A growing appetite for innovation and local grapes has led to winemakers setting up production in surprisingly urban settings. Brooklyn and New Zealand’s urban winery scenes have been bringing viticulture to their city centres for the good part of a decade. Now, at long last, we’re seeing this trend appear in London, as well as in Downtown Los Angeles and Melbourne, and it feels like it’s right on time.
In London, 34 Mayfair have just launched an urban wines list with Bethnal Green’s Renegade Wines (they opened London’s first wine tap room in May 2017), Paris’s Les Vignerons Parisiens and Cape Town’s Dorrance. They’re the first restaurant in the UK to create a dedicated section to urban wineries, and the bottles selected are offered exclusively to 34 Mayfair. Look out for the Brooklyn wineries they’re set to add in the future, too.

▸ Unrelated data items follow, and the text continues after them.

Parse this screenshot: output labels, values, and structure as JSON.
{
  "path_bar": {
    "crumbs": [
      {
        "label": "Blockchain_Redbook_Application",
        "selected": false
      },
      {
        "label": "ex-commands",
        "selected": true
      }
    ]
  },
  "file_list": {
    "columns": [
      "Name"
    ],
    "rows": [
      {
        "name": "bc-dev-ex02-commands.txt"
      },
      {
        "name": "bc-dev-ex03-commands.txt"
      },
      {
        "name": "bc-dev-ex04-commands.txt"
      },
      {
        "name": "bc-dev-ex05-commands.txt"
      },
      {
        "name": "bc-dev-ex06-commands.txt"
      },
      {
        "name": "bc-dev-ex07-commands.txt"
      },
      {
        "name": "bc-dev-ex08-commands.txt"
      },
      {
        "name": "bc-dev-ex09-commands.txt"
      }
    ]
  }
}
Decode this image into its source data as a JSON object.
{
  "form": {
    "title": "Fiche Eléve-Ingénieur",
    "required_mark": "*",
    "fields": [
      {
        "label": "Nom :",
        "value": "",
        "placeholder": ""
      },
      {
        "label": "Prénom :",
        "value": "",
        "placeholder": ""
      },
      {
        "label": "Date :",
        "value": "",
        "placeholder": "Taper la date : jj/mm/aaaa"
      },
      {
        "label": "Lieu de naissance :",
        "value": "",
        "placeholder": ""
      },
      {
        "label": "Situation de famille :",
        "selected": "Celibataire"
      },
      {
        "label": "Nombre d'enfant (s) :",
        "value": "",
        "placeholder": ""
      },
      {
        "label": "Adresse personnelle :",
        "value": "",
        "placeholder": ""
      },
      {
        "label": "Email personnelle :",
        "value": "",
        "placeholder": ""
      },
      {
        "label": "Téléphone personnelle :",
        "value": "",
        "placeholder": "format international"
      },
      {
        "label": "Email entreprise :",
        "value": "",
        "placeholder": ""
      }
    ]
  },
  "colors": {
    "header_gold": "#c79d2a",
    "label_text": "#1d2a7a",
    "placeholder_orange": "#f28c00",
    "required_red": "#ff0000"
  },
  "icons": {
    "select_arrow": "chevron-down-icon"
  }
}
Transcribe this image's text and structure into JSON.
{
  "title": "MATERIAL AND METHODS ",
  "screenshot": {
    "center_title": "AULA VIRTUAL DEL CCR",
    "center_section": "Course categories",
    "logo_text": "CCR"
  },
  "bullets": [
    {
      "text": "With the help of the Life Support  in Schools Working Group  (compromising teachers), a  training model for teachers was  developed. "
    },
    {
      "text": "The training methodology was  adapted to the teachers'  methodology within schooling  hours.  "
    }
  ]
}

Over in Downtown Los Angeles, the Angeleno Wine Company is working to reinstate winemaking to the neighbourhood that started it all. The first commercial winery in California was built in 1833 in DTLA, establishing the city as the heartland of southern California’s wine scene, before prohibition took hold. Angeleno Wines plan to bring back the tradition, becoming the first urban winery to open in the area in 100 years. They’ll be growing the grapes up in Agua Dolce, then crushing and fermenting them in their warehouse in DTLA. Look out for the first pick, arriving late summer.
And in Melbourne, Noisy Ritual’s people-powered winery is a first for the city. After discovering a wine fermenter beneath his house, founder Cam Nicol ordered half a tonne of premium shiraz grapes and invited some friends over to help stomp them. Word spread and Noisy Ritual was born, spurring on the city’s urban wine-making revival. Members sign up for the year to help stomp, press and bottle the wine, and are then given six bottles of the current vintage and three barrel-tasting sessions.
Summer in the city never sounded so appealing – salut!